Not only hedge funds — public pension funds, too, re-evaluated their stakes. State of Wisconsin Investment Board (SWIB), among the first institutional investors to buy spot Bitcoin ETFs, sold the whole of its 6 million shares position in IBIT in Q1 2025. That followed a huge bet on Bitcoin in early 2024.

In contrast, Brown University quietly entered the crypto investment space with a surprising move, purchasing approximately $4.9 million worth of shares in BlackRock’s iShares Bitcoin Trust (IBIT), according to a filing dated March 31. The Ivy League institution joins a growing number of educational endowments exploring digital assets as part of broader portfolio diversification and risk mitigation strategies.

Meanwhile, sovereign wealth funds are a fickle source. Mubadala Investment Company in Abu Dhabi increased its Bitcoin holdings. It now holds over 8.7 million IBIT shares, worth $408.5 million. This indicates that a few long-term institutions still see Bitcoin as an asset class, even through short-term fluctuation.

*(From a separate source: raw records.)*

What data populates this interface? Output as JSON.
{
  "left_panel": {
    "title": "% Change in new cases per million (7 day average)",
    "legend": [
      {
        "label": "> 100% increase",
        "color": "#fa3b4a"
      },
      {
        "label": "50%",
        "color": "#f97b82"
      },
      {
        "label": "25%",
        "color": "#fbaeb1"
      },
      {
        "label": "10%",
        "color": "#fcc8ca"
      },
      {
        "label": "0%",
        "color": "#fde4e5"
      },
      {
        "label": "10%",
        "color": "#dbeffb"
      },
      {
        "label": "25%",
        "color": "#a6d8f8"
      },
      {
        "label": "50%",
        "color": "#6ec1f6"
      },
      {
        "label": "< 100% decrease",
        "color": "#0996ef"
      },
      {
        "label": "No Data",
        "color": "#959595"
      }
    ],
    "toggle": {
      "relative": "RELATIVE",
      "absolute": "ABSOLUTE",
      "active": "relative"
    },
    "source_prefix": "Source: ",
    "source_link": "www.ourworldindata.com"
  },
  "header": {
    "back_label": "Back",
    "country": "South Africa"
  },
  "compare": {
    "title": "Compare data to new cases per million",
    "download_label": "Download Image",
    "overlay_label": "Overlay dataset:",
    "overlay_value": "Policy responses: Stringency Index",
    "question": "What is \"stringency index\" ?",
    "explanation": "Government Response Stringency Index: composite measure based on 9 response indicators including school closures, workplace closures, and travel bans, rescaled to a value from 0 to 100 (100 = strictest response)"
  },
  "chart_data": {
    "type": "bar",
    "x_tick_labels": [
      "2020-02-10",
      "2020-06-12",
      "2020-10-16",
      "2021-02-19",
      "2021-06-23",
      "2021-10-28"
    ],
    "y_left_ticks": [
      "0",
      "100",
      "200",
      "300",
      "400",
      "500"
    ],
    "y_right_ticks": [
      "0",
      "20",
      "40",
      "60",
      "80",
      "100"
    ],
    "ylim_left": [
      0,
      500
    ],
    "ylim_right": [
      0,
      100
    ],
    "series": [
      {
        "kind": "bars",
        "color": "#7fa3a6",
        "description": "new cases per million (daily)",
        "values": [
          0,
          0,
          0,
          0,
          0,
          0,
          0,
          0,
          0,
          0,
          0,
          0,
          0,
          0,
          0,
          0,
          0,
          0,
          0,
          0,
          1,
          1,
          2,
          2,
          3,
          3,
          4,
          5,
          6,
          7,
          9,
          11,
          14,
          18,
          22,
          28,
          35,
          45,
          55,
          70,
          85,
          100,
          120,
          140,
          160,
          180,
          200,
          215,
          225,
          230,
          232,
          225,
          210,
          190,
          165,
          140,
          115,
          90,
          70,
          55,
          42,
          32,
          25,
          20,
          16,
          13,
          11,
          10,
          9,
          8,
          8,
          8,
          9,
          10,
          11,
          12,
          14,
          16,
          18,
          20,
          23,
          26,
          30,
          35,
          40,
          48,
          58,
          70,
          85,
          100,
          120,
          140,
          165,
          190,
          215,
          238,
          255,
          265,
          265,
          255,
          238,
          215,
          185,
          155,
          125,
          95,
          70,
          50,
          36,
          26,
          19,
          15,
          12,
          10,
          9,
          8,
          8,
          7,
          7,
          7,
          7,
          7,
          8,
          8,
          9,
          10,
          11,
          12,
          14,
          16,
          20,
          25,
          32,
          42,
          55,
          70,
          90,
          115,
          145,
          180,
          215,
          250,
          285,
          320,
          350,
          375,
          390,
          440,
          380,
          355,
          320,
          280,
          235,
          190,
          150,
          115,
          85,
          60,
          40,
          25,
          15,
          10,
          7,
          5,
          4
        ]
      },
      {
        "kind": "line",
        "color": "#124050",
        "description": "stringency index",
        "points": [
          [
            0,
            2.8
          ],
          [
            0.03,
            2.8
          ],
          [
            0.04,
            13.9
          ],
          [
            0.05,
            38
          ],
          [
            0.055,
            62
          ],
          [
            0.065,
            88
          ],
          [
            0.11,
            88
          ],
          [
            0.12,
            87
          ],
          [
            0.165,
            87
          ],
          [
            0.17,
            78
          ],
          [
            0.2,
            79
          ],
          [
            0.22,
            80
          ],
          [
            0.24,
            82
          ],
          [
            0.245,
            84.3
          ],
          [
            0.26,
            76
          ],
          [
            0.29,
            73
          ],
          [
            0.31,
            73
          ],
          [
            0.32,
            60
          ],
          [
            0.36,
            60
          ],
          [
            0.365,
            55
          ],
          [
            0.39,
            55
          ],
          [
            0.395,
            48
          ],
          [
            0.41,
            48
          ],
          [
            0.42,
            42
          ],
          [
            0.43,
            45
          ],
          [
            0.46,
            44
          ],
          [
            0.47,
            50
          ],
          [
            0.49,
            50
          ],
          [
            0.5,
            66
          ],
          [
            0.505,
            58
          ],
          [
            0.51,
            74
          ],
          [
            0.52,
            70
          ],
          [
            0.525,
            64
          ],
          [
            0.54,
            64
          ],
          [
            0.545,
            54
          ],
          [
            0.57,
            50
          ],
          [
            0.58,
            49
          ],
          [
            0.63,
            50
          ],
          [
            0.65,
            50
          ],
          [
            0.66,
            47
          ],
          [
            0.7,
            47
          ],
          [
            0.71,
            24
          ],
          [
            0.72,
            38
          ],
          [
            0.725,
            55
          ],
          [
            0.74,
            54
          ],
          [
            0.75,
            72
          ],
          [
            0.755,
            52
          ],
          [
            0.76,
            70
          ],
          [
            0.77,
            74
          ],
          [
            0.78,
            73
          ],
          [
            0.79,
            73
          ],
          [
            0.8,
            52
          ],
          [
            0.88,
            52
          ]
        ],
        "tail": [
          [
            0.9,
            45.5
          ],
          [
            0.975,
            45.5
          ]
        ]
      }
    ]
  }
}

Financial advisors signal continued interest

As hedge funds retreat, other classes of investors are slowly moving in. Some financial advisers and wealth managers held or added a bit to their spot Bitcoin ETF exposure in Q1.

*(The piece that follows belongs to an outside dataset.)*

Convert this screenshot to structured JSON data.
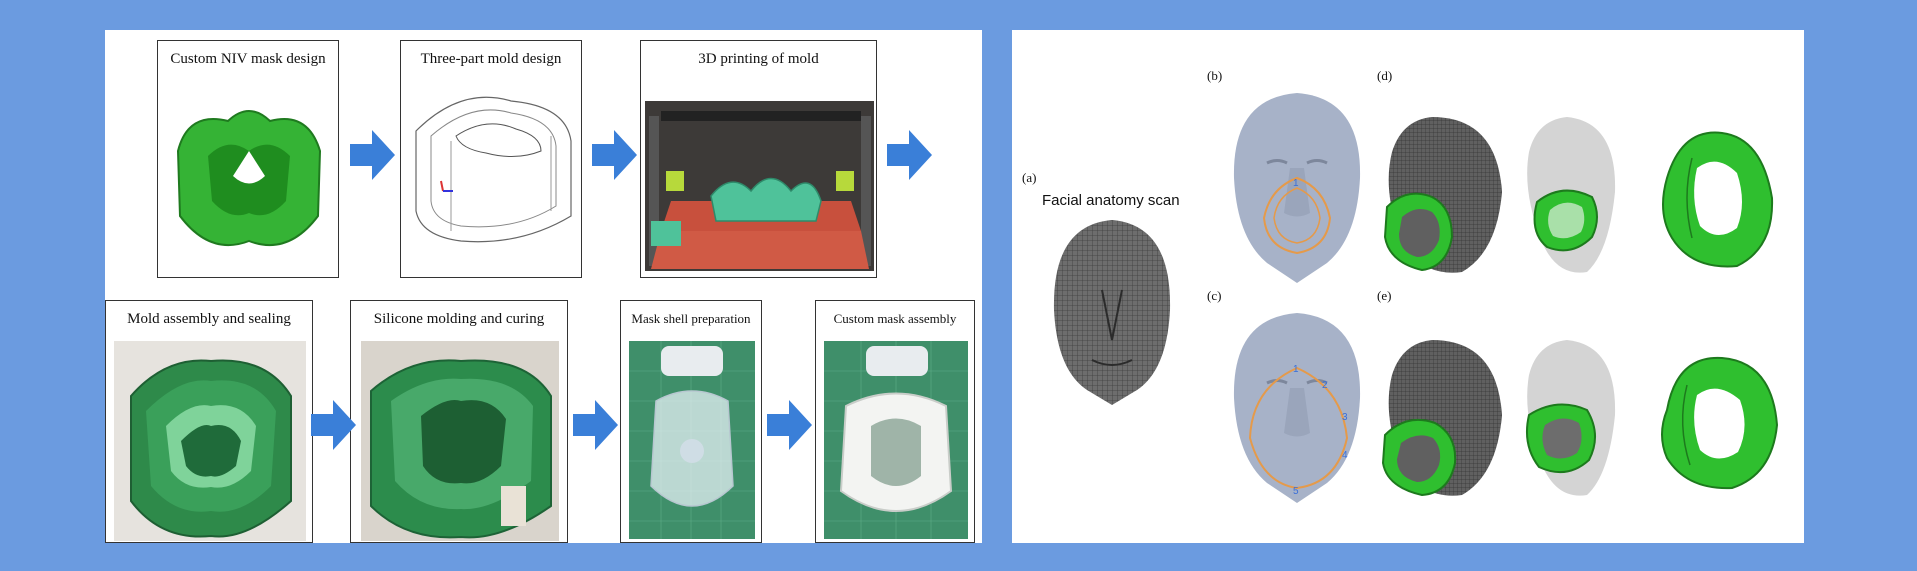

Hightower Advisors, for one, announced combined holdings of roughly $68 million in various Bitcoin funds. The firm has also hinted for years at the desire to provide clients with a way to invest in digital assets through regulated products such as an ETF.

Matt Hougan of Bitwise thinks this could be a gradual but transformational move.

He said that what he WOULD be looking for most is whether, once all the data is available, more financial advisory firms begin to enter the market. He added that the wave of adoption is a slow-moving train, but it is steadily gaining momentum.

That shift in direction indicates that while the first wave of whirlwind excitement around spot Bitcoin ETFs wanes, that second wave (from advisors and retail) is still just getting started.

This stance feels justified in the light of recent data. In early May, BlackRock’s IBIT is said to have seen the highest single-day outflows ever reported. The fund lost over $36 million in a single trading session.

That was one of the largest daily outflows since the ETF’s inception and came as global regulatory attention and interest in crypto coins continued to wane.

Nevertheless, the total AUM in all US-listed spot Bitcoin ETFs remains at over $40 billion—indicating that institutional interest, although cooling, is not disappearing.